Un groupe de citoyens demande que le village de Saint-Luc, maintenant fusionné à Matane, redevienne une municipalité autonome. Le regroupement entre les deux municipalités a eu lieu en 2001.

Un texte de Joane BérubéTwitterCourriel

Le citoyen de Saint-Luc, Victor Murray, à l'origine de cette initiative, estime que la fusion coûte toujours très cher aux habitants du village de près de 1000 habitants. Les résidents de Saint-Luc ont dû, entre autres, payer pour le raccordement au réseau d'alimentation en eau potable de Matane.

Une première rencontre d'information, qui s'est tenue mercredi soir, a attiré une centaine de personnes. Plusieurs personnes se sont inquiétées des coûts d'une éventuelle défusion, indique M. Murray.

Pour ce dernier, la véritable question réside toutefois dans les coûts associés au statu quo. « Si on ne défusionne pas, croit M. Murray, il faut se préparer à payer à Saint-Luc. Ici, les maisons sont surévaluées et le taux d'évaluation est autour de 1,24 $, c'est comme à Matane, mais si on le compare à Saint-Ulric ou à Sainte-Félicité, eux, sont en bas de 1 $. »

Victor Murray invite la population à signer une pétition qu'il entend déposer à l'Assemblée nationale.

Incompréhension à l'Hôtel de Ville

De son côté, le maire de Matane, Jérôme Landry, dit ne pas comprendre la motivation du groupe de citoyens qui souhaite la défusion de la municipalité de Saint-Luc. Selon lui, l'autonomie, qu'il qualifie de « beau rêve », coûterait encore plus cher aux citoyens.

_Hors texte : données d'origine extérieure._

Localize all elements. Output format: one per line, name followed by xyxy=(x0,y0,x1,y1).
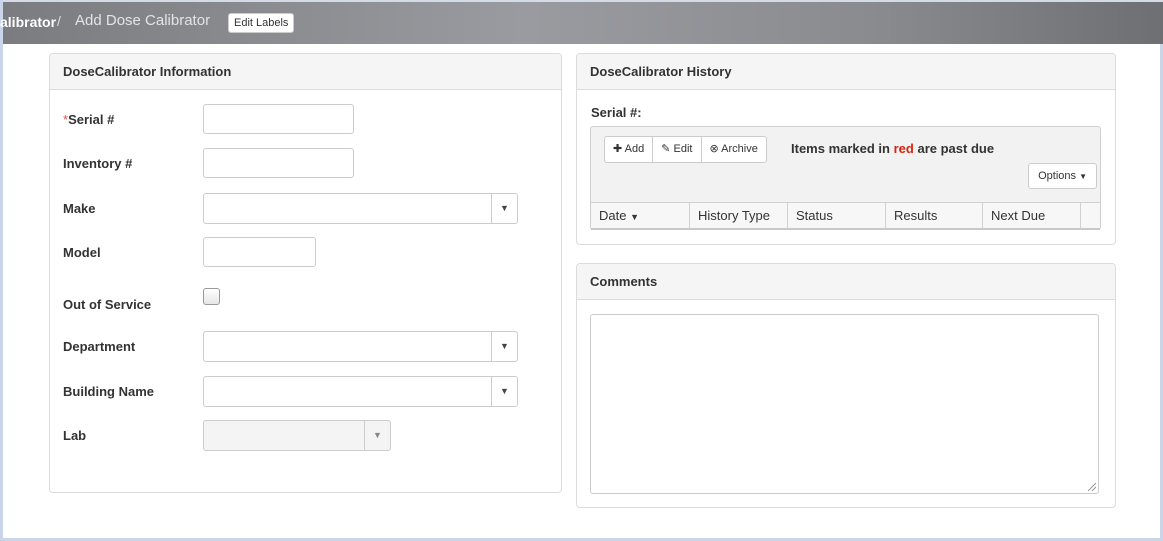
inventory-label: Inventory # xyxy=(63,156,133,171)
make-label: Make xyxy=(63,201,96,216)
make-select[interactable]: ▼ xyxy=(203,193,518,224)
out-of-service-label: Out of Service xyxy=(63,297,152,312)
past-due-notice: Items marked in red are past due xyxy=(791,141,995,156)
chevron-down-icon: ▼ xyxy=(491,377,517,406)
department-label: Department xyxy=(63,339,136,354)
serial-input[interactable] xyxy=(203,104,354,134)
column-results[interactable]: Results xyxy=(886,203,983,229)
serial-label: *Serial # xyxy=(63,112,115,127)
history-grid: ✚ Add ✎ Edit ⊗ Archive Items marked in r… xyxy=(590,126,1101,230)
comments-textarea[interactable] xyxy=(590,314,1099,494)
past-due-red-word: red xyxy=(893,141,914,156)
history-toolbar: ✚ Add ✎ Edit ⊗ Archive xyxy=(604,136,767,163)
column-date[interactable]: Date ▼ xyxy=(591,203,690,229)
breadcrumb-current[interactable]: alibrator xyxy=(0,14,56,30)
history-serial-label: Serial #: xyxy=(591,105,642,120)
department-select[interactable]: ▼ xyxy=(203,331,518,362)
out-of-service-checkbox[interactable] xyxy=(203,288,220,305)
column-next-due[interactable]: Next Due xyxy=(983,203,1081,229)
history-panel-title: DoseCalibrator History xyxy=(577,54,1115,90)
circle-x-icon: ⊗ xyxy=(709,143,719,155)
options-button[interactable]: Options ▼ xyxy=(1028,163,1097,189)
lab-select: ▼ xyxy=(203,420,391,451)
caret-down-icon: ▼ xyxy=(1079,172,1087,181)
resize-handle-icon[interactable] xyxy=(1088,483,1096,491)
info-panel-title: DoseCalibrator Information xyxy=(50,54,561,90)
model-input[interactable] xyxy=(203,237,316,267)
lab-label: Lab xyxy=(63,428,87,443)
info-panel: DoseCalibrator Information *Serial # Inv… xyxy=(49,53,562,493)
edit-labels-button[interactable]: Edit Labels xyxy=(228,13,295,33)
archive-button[interactable]: ⊗ Archive xyxy=(700,136,767,163)
building-label: Building Name xyxy=(63,384,155,399)
history-panel: DoseCalibrator History Serial #: ✚ Add ✎… xyxy=(576,53,1116,245)
building-select[interactable]: ▼ xyxy=(203,376,518,407)
inventory-input[interactable] xyxy=(203,148,354,178)
comments-panel: Comments xyxy=(576,263,1116,508)
sort-desc-icon: ▼ xyxy=(630,212,640,222)
breadcrumb-separator: / xyxy=(57,13,61,29)
comments-panel-title: Comments xyxy=(577,264,1115,300)
model-label: Model xyxy=(63,245,101,260)
add-button[interactable]: ✚ Add xyxy=(604,136,654,163)
history-column-headers: Date ▼ History Type Status Results Next … xyxy=(591,202,1100,230)
plus-icon: ✚ xyxy=(613,143,623,155)
chevron-down-icon: ▼ xyxy=(491,332,517,361)
column-status[interactable]: Status xyxy=(788,203,886,229)
chevron-down-icon: ▼ xyxy=(491,194,517,223)
column-history-type[interactable]: History Type xyxy=(690,203,788,229)
pencil-icon: ✎ xyxy=(661,143,671,155)
chevron-down-icon: ▼ xyxy=(364,421,390,450)
page-title: Add Dose Calibrator xyxy=(75,12,211,29)
top-bar: alibrator / Add Dose Calibrator Edit Lab… xyxy=(0,0,1163,44)
edit-button[interactable]: ✎ Edit xyxy=(652,136,702,163)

Jérôme Landry estime que le regroupement est aussi une réponse aux compressions vécues par les municipalités et aux nouvelles responsabilités que le gouvernement leur impose. « C'est, souligne le maire de Matane, une façon un peu sournoise de nous obliger à nous regrouper, soit pour partager le coût des services ou même carrément fusionner entre municipalités parce qu'on n'est plus capables de gérer les finances de façon correcte, parce que c'est devenu trop lourd. C'est comme ça que de petites municipalités se retrouvent à payer des comptes de taxes aussi élevés que la Ville de Matane, mais sans les services. »

Le maire ajoute toutefois que la Ville va encourager et donner un coup de main au projet de coopérative qui a été mis en branle dans la communauté de Saint-Luc. Pour sa part, le préfet de la MRC de la Matanie, André Morin, considère que les temps commandent de se serrer les coudes plutôt que de se séparer.

En 2004, un référendum sur la possibilité de la défusion s'était soldé par un refus.